The shield was around $50 (sadly, now out of stock?), and provides a reasonable functionality and a very nice graphical programming interface for the Arduino. The VR-3 needed some soldering assembly but it was not too tough, basically soldering headers and recognition board to shield board.
Initially to test it I made a “magic 8 ball” toy with only speaker dependent trained commands including some holiday season fortunes and I decided it would be a wizard looking into his crystal ball, hence Marvo was born. One time I showed it at Nova Labs, one small girl tried it and asked it if she was going to get a puppy for Christmas, and Marvo told her yes – and I think she believed him. I am probably in big trouble. With the voice operated electronics these days, it is going to be difficult getting kids who grow up with them to distinguish real responses from toy responses (and true from untrue) – especially the more they act humanlike.
Later I refined Marvo, for a maker fair in Haymarket giving him some LEDs and an actual ball (bouncy superball with embedded stars), backlit with LED. I also added a second set of commands using the “robot” speaker independent set. And added responses to try to get kids engaged and try the various commands. You can see a video here which also shows the robot training the user (me).
You can see the difficulty in recognition sometimes and how it has to train the user to speak properly for good response. It did not really like my English accent. I also found that it is very sensitive to external noise and in the Haymarket fair environment it really had a tough time although once I moved to a quieter spot and tweaked some recognition parameters it did a bit better.
For a practical application, this would work fine in a quiet home environment and for controlling things for people with disabilities who could still talk well.
To start, you create a speaker dependent trigger word that starts it into the program. I put “Hey, Marvo”. The speaker independent trigger is “Robot”. Each speaker dependent word/phrase has to be trained 2 times and can be tested for recognition accuracy within groups of words.
To make the speaker dependent recognition more robust you can add additional entries in the word lists what are the same phrase spoken by different voices. The program may flag them as duplicates if the recognition template is the same.
It has a built in speaker independent Robot oriented set of command groups and you can make your own groups of speaker dependent commands that you can train to your own or multiple voices. The key here is to only include in command groups words or phrases that are readily distinguishable. There is 1 trigger word to get its attention and then you can use the Arduino program to choose which group of words to listen for and what actions to take.
The additional “robot” command groups are movement directions, “up”, “down” etc. and the numbers zero through nine.
It will store up to 32 voice response messages that you can record but unfortunately not save off, once you have recorded them. The program itself and the recognition templates can be stored off for reuse.
You can make quite a sophisticated system with this; it has 16 word groups that you can train. There is also a tool that you can buy for ~ $200 that will convert the speaker dependent into speaker independent. If one was using this commercially it could be worthwhile but too much for me.

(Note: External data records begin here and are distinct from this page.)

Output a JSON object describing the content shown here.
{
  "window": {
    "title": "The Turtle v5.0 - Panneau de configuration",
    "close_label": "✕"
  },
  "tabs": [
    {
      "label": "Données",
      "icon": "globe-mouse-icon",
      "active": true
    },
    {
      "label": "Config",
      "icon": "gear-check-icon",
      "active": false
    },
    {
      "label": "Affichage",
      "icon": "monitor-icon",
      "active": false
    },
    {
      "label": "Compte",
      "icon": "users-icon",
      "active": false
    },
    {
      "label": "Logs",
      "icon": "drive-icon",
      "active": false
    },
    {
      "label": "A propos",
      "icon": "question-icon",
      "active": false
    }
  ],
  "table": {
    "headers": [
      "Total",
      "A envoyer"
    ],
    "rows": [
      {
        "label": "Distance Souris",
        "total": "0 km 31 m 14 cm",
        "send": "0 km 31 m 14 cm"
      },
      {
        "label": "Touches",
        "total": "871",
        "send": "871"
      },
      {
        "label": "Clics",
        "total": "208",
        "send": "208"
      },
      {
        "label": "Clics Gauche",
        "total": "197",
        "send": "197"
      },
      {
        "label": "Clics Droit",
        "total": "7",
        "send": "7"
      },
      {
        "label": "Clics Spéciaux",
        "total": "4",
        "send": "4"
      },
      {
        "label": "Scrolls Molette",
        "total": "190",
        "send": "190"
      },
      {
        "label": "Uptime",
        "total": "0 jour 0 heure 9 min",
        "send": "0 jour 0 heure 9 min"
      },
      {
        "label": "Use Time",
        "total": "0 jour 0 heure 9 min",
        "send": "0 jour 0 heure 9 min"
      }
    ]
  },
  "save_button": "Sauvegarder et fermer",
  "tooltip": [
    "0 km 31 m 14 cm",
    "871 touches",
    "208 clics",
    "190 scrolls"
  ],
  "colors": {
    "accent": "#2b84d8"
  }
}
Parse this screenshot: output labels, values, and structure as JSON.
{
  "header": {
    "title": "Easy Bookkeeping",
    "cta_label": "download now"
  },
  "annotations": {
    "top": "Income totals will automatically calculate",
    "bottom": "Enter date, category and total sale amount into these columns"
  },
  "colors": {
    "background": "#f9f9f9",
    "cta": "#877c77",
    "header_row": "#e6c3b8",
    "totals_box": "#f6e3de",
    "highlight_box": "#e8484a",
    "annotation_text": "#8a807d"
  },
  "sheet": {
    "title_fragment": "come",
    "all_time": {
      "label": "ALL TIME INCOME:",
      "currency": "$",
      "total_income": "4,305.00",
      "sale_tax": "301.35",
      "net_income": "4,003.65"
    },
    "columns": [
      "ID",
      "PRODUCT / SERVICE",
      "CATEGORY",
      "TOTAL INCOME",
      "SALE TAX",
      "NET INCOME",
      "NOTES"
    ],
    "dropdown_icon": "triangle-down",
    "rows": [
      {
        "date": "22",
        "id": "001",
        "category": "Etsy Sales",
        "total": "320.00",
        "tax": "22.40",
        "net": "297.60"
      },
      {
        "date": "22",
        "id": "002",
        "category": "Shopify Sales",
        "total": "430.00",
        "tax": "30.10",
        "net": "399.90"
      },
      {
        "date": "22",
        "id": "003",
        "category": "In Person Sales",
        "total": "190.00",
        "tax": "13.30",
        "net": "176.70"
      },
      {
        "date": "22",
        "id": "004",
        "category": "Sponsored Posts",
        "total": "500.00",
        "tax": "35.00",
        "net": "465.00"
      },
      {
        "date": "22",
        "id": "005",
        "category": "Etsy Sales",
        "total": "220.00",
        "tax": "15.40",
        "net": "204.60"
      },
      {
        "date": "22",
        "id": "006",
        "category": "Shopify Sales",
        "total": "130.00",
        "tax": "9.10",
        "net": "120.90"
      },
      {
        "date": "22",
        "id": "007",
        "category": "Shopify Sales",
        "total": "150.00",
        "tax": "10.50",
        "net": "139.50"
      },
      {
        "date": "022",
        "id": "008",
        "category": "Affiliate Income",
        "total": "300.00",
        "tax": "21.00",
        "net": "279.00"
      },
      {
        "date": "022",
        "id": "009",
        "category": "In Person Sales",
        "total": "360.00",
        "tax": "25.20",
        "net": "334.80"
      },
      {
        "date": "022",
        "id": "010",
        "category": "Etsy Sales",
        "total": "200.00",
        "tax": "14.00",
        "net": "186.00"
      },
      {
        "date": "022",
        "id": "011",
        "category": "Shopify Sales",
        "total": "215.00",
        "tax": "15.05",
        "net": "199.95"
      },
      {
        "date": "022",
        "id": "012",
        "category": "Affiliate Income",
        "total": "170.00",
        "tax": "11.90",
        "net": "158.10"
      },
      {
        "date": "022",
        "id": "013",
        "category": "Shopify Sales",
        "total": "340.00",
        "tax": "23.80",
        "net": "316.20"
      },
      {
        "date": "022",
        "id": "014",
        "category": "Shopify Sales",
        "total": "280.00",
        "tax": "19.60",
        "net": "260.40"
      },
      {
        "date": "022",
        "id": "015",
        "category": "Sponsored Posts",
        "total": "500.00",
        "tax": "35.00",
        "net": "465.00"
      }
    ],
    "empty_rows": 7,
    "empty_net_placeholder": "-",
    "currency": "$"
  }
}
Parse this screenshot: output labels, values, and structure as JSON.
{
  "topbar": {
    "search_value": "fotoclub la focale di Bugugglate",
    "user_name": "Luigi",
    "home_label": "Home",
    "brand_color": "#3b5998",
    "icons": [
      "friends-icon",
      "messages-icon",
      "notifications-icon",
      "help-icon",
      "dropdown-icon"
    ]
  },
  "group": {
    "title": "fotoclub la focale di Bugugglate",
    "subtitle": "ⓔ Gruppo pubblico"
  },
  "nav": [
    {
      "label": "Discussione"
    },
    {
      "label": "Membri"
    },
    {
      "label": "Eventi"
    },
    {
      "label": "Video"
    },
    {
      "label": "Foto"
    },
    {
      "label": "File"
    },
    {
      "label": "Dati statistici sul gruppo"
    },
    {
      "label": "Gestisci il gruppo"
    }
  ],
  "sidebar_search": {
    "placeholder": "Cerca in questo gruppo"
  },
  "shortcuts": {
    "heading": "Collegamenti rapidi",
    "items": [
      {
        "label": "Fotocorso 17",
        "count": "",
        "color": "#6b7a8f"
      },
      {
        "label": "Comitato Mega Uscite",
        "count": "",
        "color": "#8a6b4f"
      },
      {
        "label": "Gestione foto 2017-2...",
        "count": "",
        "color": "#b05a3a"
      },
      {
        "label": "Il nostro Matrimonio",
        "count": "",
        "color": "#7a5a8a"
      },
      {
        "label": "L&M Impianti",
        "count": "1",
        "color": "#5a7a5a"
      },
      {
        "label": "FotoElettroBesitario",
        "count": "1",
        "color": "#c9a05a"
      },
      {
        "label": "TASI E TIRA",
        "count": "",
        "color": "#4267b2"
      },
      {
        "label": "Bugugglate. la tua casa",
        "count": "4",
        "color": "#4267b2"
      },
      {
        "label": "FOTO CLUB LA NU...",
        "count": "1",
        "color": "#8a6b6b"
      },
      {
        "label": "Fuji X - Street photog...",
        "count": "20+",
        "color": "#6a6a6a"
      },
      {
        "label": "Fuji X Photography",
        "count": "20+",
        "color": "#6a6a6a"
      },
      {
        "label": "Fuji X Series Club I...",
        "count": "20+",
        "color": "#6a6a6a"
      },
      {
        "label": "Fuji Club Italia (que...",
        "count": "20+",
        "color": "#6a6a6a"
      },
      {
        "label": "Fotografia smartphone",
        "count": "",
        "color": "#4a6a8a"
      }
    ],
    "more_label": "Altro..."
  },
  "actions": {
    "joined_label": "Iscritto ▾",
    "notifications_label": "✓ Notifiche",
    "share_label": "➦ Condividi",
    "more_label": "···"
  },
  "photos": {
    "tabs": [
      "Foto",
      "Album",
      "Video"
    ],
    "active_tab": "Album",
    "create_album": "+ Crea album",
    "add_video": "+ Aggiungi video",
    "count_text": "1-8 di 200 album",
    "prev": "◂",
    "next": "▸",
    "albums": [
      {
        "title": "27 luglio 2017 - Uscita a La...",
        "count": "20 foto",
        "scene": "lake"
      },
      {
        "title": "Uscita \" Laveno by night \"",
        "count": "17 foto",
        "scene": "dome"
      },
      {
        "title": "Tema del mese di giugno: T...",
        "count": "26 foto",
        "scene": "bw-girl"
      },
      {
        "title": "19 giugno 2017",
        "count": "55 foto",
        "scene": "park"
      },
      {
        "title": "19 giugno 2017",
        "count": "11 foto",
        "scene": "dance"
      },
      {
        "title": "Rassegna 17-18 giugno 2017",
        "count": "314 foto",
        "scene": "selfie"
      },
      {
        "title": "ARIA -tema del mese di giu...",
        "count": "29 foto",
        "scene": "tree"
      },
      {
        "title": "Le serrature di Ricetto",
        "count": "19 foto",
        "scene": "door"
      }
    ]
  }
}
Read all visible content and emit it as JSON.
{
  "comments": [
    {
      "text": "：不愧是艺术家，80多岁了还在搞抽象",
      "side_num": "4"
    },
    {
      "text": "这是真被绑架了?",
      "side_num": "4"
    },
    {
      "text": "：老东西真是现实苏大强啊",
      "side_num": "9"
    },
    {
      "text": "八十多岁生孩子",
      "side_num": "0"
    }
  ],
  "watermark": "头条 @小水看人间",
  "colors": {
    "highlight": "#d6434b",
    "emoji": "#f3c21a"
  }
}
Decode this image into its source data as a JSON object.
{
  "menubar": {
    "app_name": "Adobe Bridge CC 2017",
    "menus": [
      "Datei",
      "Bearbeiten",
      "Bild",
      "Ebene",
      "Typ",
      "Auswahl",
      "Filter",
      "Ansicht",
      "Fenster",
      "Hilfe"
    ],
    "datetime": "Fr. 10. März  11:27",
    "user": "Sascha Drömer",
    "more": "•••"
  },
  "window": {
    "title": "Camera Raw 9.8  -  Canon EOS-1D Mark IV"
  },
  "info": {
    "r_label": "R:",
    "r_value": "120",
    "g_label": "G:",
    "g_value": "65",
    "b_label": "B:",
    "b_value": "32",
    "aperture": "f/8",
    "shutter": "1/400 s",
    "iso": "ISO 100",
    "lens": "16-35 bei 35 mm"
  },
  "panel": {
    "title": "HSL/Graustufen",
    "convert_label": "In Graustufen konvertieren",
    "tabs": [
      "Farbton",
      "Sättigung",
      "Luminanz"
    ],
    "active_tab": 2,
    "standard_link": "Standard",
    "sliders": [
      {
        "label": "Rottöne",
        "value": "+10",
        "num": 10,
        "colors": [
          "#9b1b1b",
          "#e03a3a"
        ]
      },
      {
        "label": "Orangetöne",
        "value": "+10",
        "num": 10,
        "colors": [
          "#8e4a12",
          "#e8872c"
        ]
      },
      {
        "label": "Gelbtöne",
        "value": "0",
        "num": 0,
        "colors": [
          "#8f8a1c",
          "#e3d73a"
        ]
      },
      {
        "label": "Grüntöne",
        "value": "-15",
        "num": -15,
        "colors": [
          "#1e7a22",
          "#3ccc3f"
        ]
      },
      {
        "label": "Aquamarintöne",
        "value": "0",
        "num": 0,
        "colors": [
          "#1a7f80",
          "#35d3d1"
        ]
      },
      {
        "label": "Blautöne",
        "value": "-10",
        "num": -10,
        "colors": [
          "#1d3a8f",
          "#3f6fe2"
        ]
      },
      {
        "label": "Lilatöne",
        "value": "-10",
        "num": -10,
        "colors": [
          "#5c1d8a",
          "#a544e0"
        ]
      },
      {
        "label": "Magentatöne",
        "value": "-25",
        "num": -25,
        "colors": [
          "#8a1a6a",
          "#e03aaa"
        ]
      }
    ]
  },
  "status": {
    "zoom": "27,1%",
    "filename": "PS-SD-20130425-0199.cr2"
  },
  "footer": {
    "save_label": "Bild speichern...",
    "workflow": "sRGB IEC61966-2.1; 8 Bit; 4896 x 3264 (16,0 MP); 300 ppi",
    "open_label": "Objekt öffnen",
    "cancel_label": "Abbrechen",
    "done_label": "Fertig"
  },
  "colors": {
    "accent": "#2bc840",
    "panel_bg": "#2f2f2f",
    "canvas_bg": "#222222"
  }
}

Once you have trained the commands you want, the EasyVR Commander program will generate an Arduino program template file with all the setup commands and the voice recognition menus you made set up as switch/case statements so that you can add the programmed actions to them. This saves a lot of work and figuring out. If you really want, the detail level commands are provided to talk to the board.
You can also have it store sounds from wav files. It comes with a “beep”, and there is also a feature for generating “lipsync” parameters from the recordings as they play, for animatronic mouth animation.
All in all, this is fairly easy to use and works well enough to be entertaining – well, I had fun with it.